Randall Michael Brown, Virgin Islands Environmental Resource Station (VIERS) administrator and Clean Islands International (CII) executive director, died peacefully in his Maryland home, lovingly surrounded by his family on Aug. 27. He was diagnosed with a malignant brain tumor known as glioblastoma multiforme (GBM) in April of 2015 but continued to influence his vision for VIERS, which he began in 1992 when CII was chosen to manage VIERS.
His love and commitment to experiential learning and the impact that a well-led environmental education has on the preservation and conservation of our natural habitats was contagious and enthusiastically embraced by those who experienced VIERS. Among his greatest achievements are the summer eco-camps and science camps for students from the Virgin Islands. Randy’s commitment and respect for the engaged learning of young people is often returned in the paths they take when they are grown. Those relationships have endured because Randy easily shared his love, his great humor and his warm gap-toothed smile.

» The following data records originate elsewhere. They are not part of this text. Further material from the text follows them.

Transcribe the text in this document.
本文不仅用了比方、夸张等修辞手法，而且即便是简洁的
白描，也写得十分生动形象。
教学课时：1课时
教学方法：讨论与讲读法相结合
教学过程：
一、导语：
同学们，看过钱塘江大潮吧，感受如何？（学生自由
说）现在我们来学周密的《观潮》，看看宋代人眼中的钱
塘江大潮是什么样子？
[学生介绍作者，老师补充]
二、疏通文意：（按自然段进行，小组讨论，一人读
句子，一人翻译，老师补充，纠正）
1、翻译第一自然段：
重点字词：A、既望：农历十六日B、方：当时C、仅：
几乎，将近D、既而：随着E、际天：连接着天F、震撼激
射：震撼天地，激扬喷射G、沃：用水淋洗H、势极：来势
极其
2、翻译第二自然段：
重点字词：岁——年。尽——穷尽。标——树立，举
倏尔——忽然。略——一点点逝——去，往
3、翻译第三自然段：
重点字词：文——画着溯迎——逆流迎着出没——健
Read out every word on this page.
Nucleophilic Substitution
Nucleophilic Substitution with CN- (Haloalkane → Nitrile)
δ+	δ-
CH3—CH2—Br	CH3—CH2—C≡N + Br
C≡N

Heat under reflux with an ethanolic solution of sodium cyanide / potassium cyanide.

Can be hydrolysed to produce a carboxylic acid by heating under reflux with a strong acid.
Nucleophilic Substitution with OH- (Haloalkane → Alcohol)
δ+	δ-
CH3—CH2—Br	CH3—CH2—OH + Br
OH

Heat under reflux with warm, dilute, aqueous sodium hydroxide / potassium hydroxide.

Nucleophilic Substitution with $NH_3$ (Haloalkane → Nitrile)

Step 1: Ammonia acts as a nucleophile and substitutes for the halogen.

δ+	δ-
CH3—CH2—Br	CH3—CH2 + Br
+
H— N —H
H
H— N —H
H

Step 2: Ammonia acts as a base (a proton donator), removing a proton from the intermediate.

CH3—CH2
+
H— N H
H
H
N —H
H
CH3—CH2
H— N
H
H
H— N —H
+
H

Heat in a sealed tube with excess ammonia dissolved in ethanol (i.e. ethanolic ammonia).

Randy saw a need to revive the history of Tektite, an underwater sea lab for which the cabins we know as VIERS were constructed by Navy Seabees to serve as its base camp. The Tektite museum is a tribute to that time when the aquanauts were carefully studied to see the impact that confinement (living in an underwater habitat for 60 days) had on human physiology and psychology. Randy built relationships with those who were involved in Tektite and persuaded them to share their artifacts and other documents so that he could then create the living history of what has left a permanent influence on the sea and space programs after that era.

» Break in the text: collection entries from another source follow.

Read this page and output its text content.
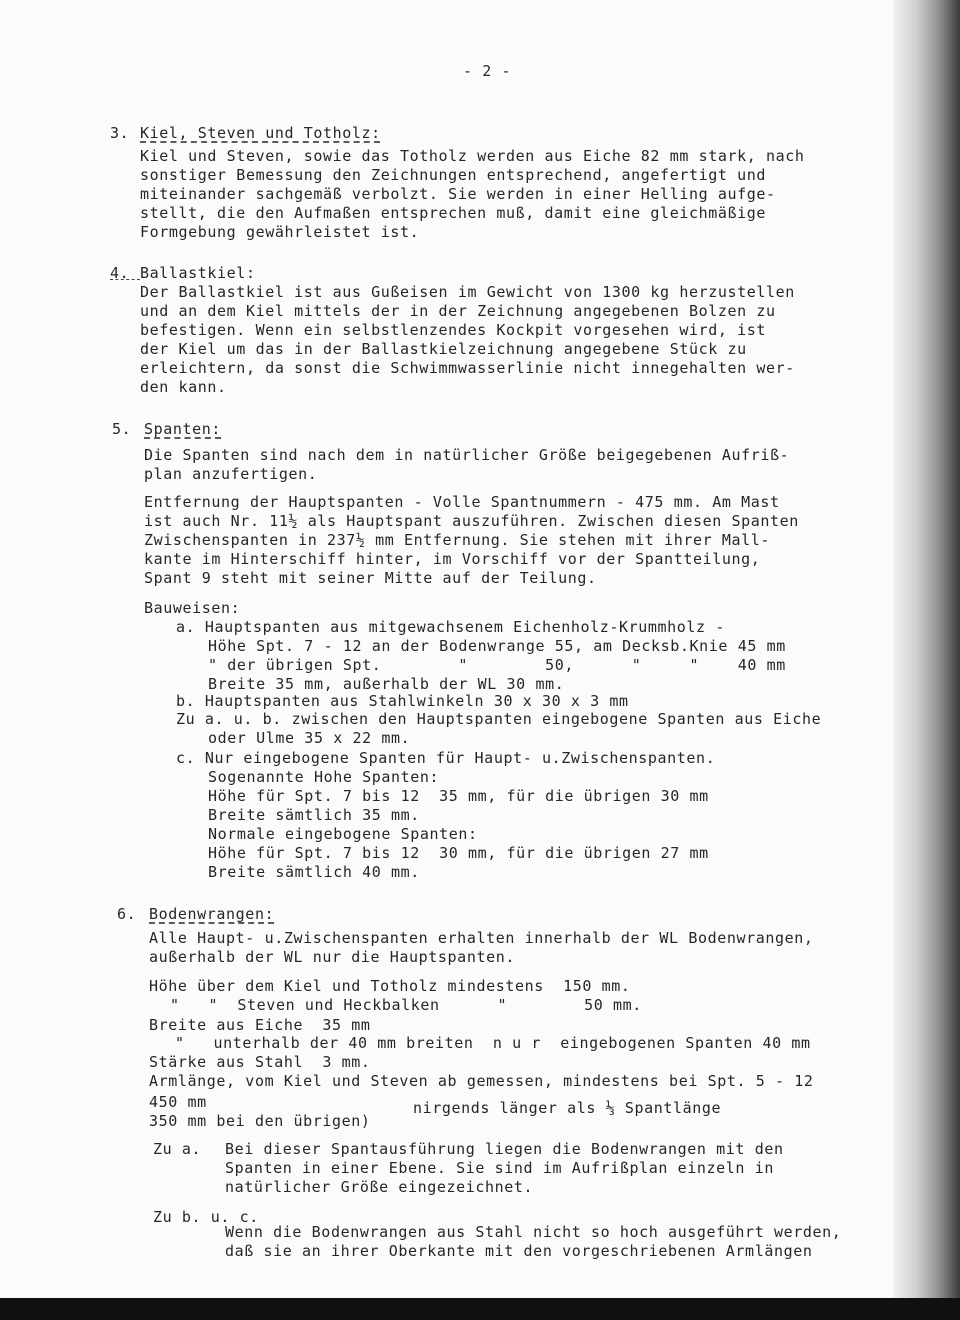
- 2 -
3. Kiel, Steven und Totholz:
Kiel und Steven, sowie das Totholz werden aus Eiche 82 mm stark, nach
sonstiger Bemessung den Zeichnungen entsprechend, angefertigt und
miteinander sachgemäß verbolzt. Sie werden in einer Helling aufge-
stellt, die den Aufmaßen entsprechen muß, damit eine gleichmäßige
Formgebung gewährleistet ist.
4. Ballastkiel:
Der Ballastkiel ist aus Gußeisen im Gewicht von 1300 kg herzustellen
und an dem Kiel mittels der in der Zeichnung angegebenen Bolzen zu
befestigen. Wenn ein selbstlenzendes Kockpit vorgesehen wird, ist
der Kiel um das in der Ballastkielzeichnung angegebene Stück zu
erleichtern, da sonst die Schwimmwasserlinie nicht innegehalten wer-
den kann.
5. Spanten:
Die Spanten sind nach dem in natürlicher Größe beigegebenen Aufriß-
plan anzufertigen.
Entfernung der Hauptspanten - Volle Spantnummern - 475 mm. Am Mast
ist auch Nr. 11½ als Hauptspant auszuführen. Zwischen diesen Spanten
Zwischenspanten in 237½ mm Entfernung. Sie stehen mit ihrer Mall-
kante im Hinterschiff hinter, im Vorschiff vor der Spantteilung,
Spant 9 steht mit seiner Mitte auf der Teilung.
Bauweisen:
a. Hauptspanten aus mitgewachsenem Eichenholz-Krummholz -
Höhe Spt. 7 - 12 an der Bodenwrange 55, am Decksb.Knie 45 mm
" der übrigen Spt.        "        50,      "     "    40 mm
Breite 35 mm, außerhalb der WL 30 mm.
b. Hauptspanten aus Stahlwinkeln 30 x 30 x 3 mm
Zu a. u. b. zwischen den Hauptspanten eingebogene Spanten aus Eiche
oder Ulme 35 x 22 mm.
c. Nur eingebogene Spanten für Haupt- u.Zwischenspanten.
Sogenannte Hohe Spanten:
Höhe für Spt. 7 bis 12  35 mm, für die übrigen 30 mm
Breite sämtlich 35 mm.
Normale eingebogene Spanten:
Höhe für Spt. 7 bis 12  30 mm, für die übrigen 27 mm
Breite sämtlich 40 mm.
6. Bodenwrangen:
Alle Haupt- u.Zwischenspanten erhalten innerhalb der WL Bodenwrangen,
außerhalb der WL nur die Hauptspanten.
Höhe über dem Kiel und Totholz mindestens  150 mm.
"   "  Steven und Heckbalken      "        50 mm.
Breite aus Eiche  35 mm
"   unterhalb der 40 mm breiten  n u r  eingebogenen Spanten 40 mm
Stärke aus Stahl  3 mm.
Armlänge, vom Kiel und Steven ab gemessen, mindestens bei Spt. 5 - 12
450 mm
350 mm bei den übrigen)
nirgends länger als ⅓ Spantlänge
Zu a. Bei dieser Spantausführung liegen die Bodenwrangen mit den
Spanten in einer Ebene. Sie sind im Aufrißplan einzeln in
natürlicher Größe eingezeichnet.
Zu b. u. c.
Wenn die Bodenwrangen aus Stahl nicht so hoch ausgeführt werden,
daß sie an ihrer Oberkante mit den vorgeschriebenen Armlängen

The many improvements at VIERS that he led volunteers and staff members to make served as a blueprint for energy conservation, water conservation and habitat preservation for many native species of plants and animals. During his time, grant funded projects made considerable improvements to the science lab and surrounding facility, and the installation of a long anticipated wastewater system was completed.
If the measure of a person’s time on this earth is by the number of people personally touched by their relationship with him, then Randy Brown’s cup overflows. He deeply loved his family, Tricia Hopkins and his three daughters: Liberty, Aviva and Serena. And he gave freely to others of his time, his knowledge and his passion for every project in both his personal life and in his professional good works.
A celebration of Randy’s life will be held at VIERS (near Little Lameshur, St. John) at 2 p.m., Sunday, Nov. 13. until the music, laughter and good stories dwindle. Please celebrate with his family and friends, and bring pot luck food and your stories to share with our wonderful community.
The family encourages donations to Clean Islands International (www.islands.org) or to the National Brain Tumor Association (www.braintumor.org) in his good name.